From a market perspective, construction continued to enjoy the strongest growth, with mature countries seeing continued momentum in the rental companies.
Michel Denis, Manitou Group president and chief executive officer, stated, "The Group saw buoyant activity in the third quarter. The order intake momentum confirmed Manitou's performance and the positive direction of the markets. Adjusted for the unusual activity generated by the developments in European engine standards in September 2016, the growth in sales revenues in the third quarter is close to what we achieved for the first nine months of the year; a performance to be commended in a context of occasional increased delivery times from some suppliers.
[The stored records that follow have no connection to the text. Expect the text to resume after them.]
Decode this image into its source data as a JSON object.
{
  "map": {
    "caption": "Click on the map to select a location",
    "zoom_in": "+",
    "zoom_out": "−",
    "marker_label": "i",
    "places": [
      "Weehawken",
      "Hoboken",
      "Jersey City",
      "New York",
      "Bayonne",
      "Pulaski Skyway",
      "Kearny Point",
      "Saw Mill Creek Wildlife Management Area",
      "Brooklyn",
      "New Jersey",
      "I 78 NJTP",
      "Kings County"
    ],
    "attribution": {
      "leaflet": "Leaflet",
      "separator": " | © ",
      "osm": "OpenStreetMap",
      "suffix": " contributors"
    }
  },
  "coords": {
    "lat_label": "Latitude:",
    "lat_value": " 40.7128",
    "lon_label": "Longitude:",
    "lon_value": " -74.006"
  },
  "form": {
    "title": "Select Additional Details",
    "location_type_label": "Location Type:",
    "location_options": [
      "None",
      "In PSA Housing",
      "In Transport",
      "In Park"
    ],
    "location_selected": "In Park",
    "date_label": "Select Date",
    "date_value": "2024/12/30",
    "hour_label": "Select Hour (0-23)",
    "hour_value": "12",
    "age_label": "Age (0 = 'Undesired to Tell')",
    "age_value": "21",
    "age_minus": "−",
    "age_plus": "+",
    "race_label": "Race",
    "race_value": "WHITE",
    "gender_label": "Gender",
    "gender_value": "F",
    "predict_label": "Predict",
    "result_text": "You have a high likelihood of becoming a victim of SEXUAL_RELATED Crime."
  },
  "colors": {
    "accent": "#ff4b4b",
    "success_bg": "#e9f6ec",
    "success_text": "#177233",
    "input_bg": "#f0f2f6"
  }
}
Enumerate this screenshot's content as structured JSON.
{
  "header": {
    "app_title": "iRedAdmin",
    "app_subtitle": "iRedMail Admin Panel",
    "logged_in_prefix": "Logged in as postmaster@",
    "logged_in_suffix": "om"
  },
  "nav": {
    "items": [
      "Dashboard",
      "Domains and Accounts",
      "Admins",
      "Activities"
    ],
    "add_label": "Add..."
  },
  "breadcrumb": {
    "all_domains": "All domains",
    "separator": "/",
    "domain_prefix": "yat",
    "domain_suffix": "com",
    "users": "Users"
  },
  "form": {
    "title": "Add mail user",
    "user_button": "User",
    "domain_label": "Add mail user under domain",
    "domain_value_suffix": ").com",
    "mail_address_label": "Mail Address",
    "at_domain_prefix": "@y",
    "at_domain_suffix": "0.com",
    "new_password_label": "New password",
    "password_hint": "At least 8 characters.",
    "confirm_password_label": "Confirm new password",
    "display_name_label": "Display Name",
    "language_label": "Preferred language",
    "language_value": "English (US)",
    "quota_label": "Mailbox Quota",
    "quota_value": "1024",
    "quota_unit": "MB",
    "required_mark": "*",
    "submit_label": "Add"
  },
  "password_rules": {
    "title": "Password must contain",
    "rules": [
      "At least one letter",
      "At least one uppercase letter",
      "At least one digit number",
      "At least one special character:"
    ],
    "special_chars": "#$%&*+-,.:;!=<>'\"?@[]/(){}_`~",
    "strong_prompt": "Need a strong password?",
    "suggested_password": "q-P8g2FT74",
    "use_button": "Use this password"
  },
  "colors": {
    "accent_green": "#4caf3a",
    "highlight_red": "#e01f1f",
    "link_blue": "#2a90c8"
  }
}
From a market perspective, construction continued to enjoy the strongest growth, with mature countries seeing continued momentum in the rental companies. The agricultural sector, still affected by the low food prices, maintained the same level as last year, thanks to the modernization of the Manitou range of products. Lastly, the recovery in the prices of raw materials bodes well for improved business in the mining sector.
The current depth of the order book and the positive business outlook mean that we can confirm our prospects for 2017."
Business Review by Division
With third quarter sales of $270 million, the Material Handling & Access Division (MHA) recorded an increase of +6 percent compared to Q3 2016 and +15 percent over the first nine months of the year (and +15 percent at constant scope and exchange rates). Driven by demand in the construction and industry sectors, the division was organized to support the acceleration in demand, with the flexibility of its responsiveness impaired by that of certain suppliers.
The Compact Equipment Products Division (CEP) generated revenue of $68 million, an increase of +24 percent compared to Q3 2016 and +17 percent over nine months (+9 percent at constant scope and exchange rates). In North America, the division recorded a growth in its business activity with regional and national rental companies. In addition, the division has recently benefited from more favorable exchange rates for its exports outside the USA.
With revenues of $73 million, the Services & Solutions Division (S&S) recorded an increase in its revenue of +13 percent compared to Q3 2016 (+10 percent at constant scope and exchange rates). The division benefited from the market recovery, which favored an increase in spare parts business. In addition, it continues to deploy new tools and services on a regular basis.